A month after delivery, Mandy finally named her child, Ci Ci. A series of tests had shown that she was female, including a blood test showing she had the typical female XX chromosome pair.
Though Mandy and Russ were relieved to know their child’s sex, Ci Ci still had to undergo surgery at six months old to reconstruct her genitalia.
“I still couldn’t believe that anything like that was possible,” Mandy said.
When Ci Ci was about 9 months old, Mandy discovered she was pregnant again. Savvy was also born with CAH. Though her genitalia appeared much closer to that of a typical female, her vagina was closed. At about seven months old, Savvy underwent reconstructive surgery.
Now, the girls are happy and healthy, enjoying school and other activities. “As frightening as both surgeries were for me, I’m glad to have them done,” says Mandy. “I want to be able to talk about the conditions and surgeries with my girls as they age, knowing that we’ve taken care of them.”
“Children like Ci Ci and Savvy need specialized care, and their families need unique support to make decisions about their care,” says Dr. Jayanthi. “We have been providing this care for years, and now, through the THRIVE Program, we are able to do it in a more expansive and structured way.”

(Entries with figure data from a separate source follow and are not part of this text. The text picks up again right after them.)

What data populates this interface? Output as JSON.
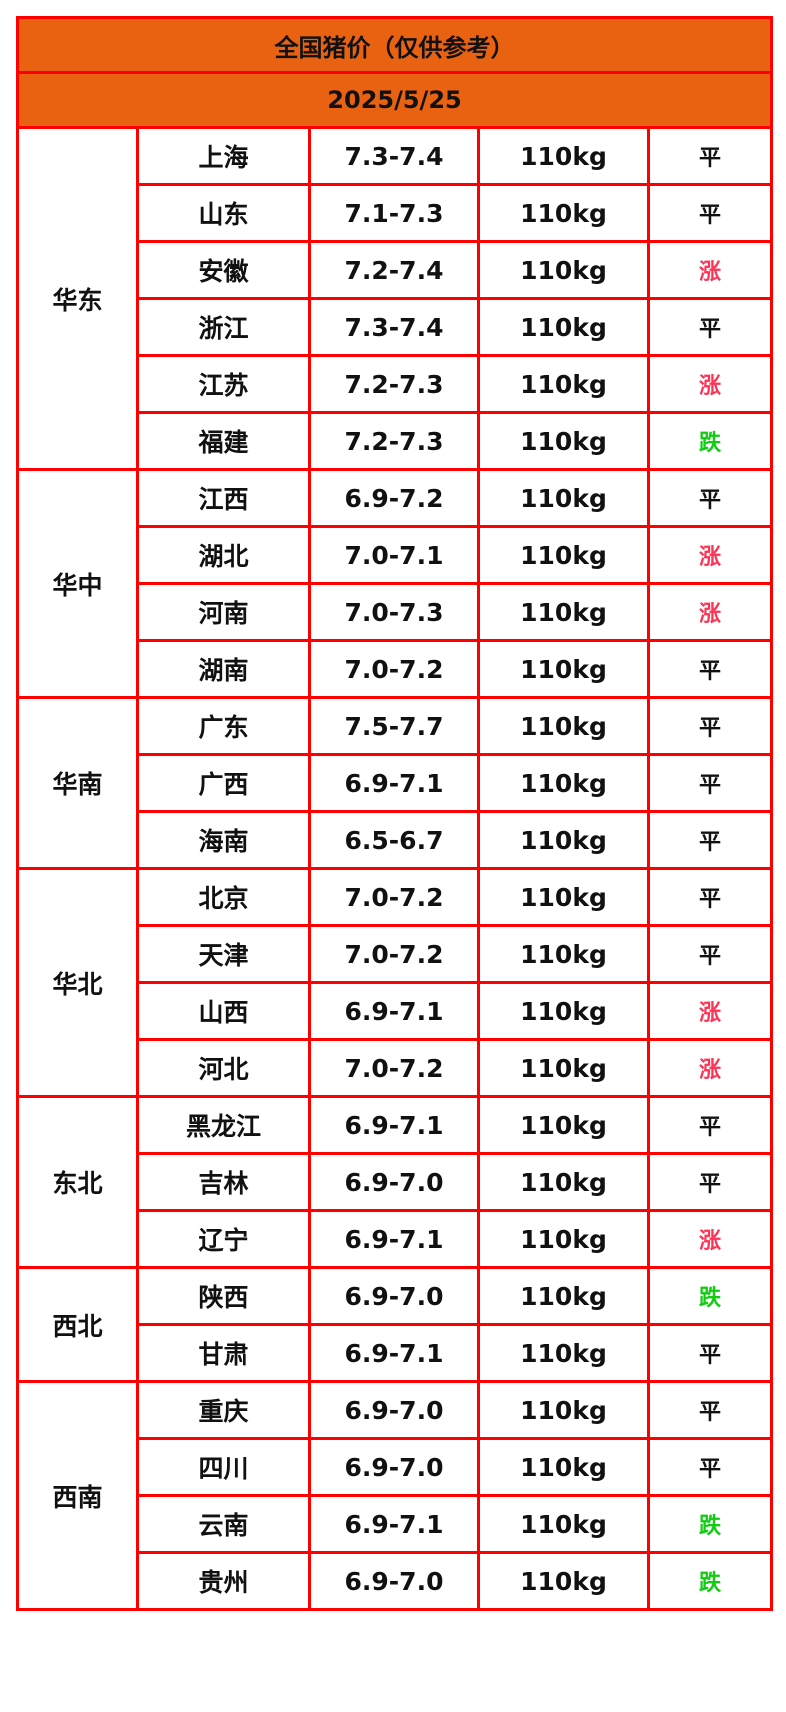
{
  "title": "全国猪价（仅供参考）",
  "date": "2025/5/25",
  "colors": {
    "header_bg": "#e86212",
    "border": "#ff0000",
    "up": "#ff3355",
    "down": "#11cc11",
    "flat": "#111111"
  },
  "regions": [
    {
      "name": "华东",
      "rows": [
        {
          "province": "上海",
          "price": "7.3-7.4",
          "weight": "110kg",
          "trend": "平"
        },
        {
          "province": "山东",
          "price": "7.1-7.3",
          "weight": "110kg",
          "trend": "平"
        },
        {
          "province": "安徽",
          "price": "7.2-7.4",
          "weight": "110kg",
          "trend": "涨"
        },
        {
          "province": "浙江",
          "price": "7.3-7.4",
          "weight": "110kg",
          "trend": "平"
        },
        {
          "province": "江苏",
          "price": "7.2-7.3",
          "weight": "110kg",
          "trend": "涨"
        },
        {
          "province": "福建",
          "price": "7.2-7.3",
          "weight": "110kg",
          "trend": "跌"
        }
      ]
    },
    {
      "name": "华中",
      "rows": [
        {
          "province": "江西",
          "price": "6.9-7.2",
          "weight": "110kg",
          "trend": "平"
        },
        {
          "province": "湖北",
          "price": "7.0-7.1",
          "weight": "110kg",
          "trend": "涨"
        },
        {
          "province": "河南",
          "price": "7.0-7.3",
          "weight": "110kg",
          "trend": "涨"
        },
        {
          "province": "湖南",
          "price": "7.0-7.2",
          "weight": "110kg",
          "trend": "平"
        }
      ]
    },
    {
      "name": "华南",
      "rows": [
        {
          "province": "广东",
          "price": "7.5-7.7",
          "weight": "110kg",
          "trend": "平"
        },
        {
          "province": "广西",
          "price": "6.9-7.1",
          "weight": "110kg",
          "trend": "平"
        },
        {
          "province": "海南",
          "price": "6.5-6.7",
          "weight": "110kg",
          "trend": "平"
        }
      ]
    },
    {
      "name": "华北",
      "rows": [
        {
          "province": "北京",
          "price": "7.0-7.2",
          "weight": "110kg",
          "trend": "平"
        },
        {
          "province": "天津",
          "price": "7.0-7.2",
          "weight": "110kg",
          "trend": "平"
        },
        {
          "province": "山西",
          "price": "6.9-7.1",
          "weight": "110kg",
          "trend": "涨"
        },
        {
          "province": "河北",
          "price": "7.0-7.2",
          "weight": "110kg",
          "trend": "涨"
        }
      ]
    },
    {
      "name": "东北",
      "rows": [
        {
          "province": "黑龙江",
          "price": "6.9-7.1",
          "weight": "110kg",
          "trend": "平"
        },
        {
          "province": "吉林",
          "price": "6.9-7.0",
          "weight": "110kg",
          "trend": "平"
        },
        {
          "province": "辽宁",
          "price": "6.9-7.1",
          "weight": "110kg",
          "trend": "涨"
        }
      ]
    },
    {
      "name": "西北",
      "rows": [
        {
          "province": "陕西",
          "price": "6.9-7.0",
          "weight": "110kg",
          "trend": "跌"
        },
        {
          "province": "甘肃",
          "price": "6.9-7.1",
          "weight": "110kg",
          "trend": "平"
        }
      ]
    },
    {
      "name": "西南",
      "rows": [
        {
          "province": "重庆",
          "price": "6.9-7.0",
          "weight": "110kg",
          "trend": "平"
        },
        {
          "province": "四川",
          "price": "6.9-7.0",
          "weight": "110kg",
          "trend": "平"
        },
        {
          "province": "云南",
          "price": "6.9-7.1",
          "weight": "110kg",
          "trend": "跌"
        },
        {
          "province": "贵州",
          "price": "6.9-7.0",
          "weight": "110kg",
          "trend": "跌"
        }
      ]
    }
  ]
}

The THRIVE Program specializes in the care for differences and disorders of sexual development (DSD), such as CAH, as well as complex urological problems and gender concerns. Because we see one of the largest populations of patients with DSD among children’s hospitals in the United States, we have the experience and expertise to drive the conversation surrounding the unique health care needs of these patients.
“In recent years, we have learned a lot about the impacts of DSD and other urological problems on children as they age,” says Dr. Jayanthi. “We work very closely with a multidisciplinary team of experts to educate parents, physicians, children and teens about their bodies and their options.”
Through the THRIVE Conference, first held in 2015 with more than 100 attendees, the team shares expertise and experience regarding the biopsychosocial approach to sex development and gender to advance care for every child.
“Many surgeons and programs can do reconstructive surgery. But recognizing that psychosocial issues are just as significant as their physical needs, we have built a program for the whole child and their family,” says Dr. Jayanthi.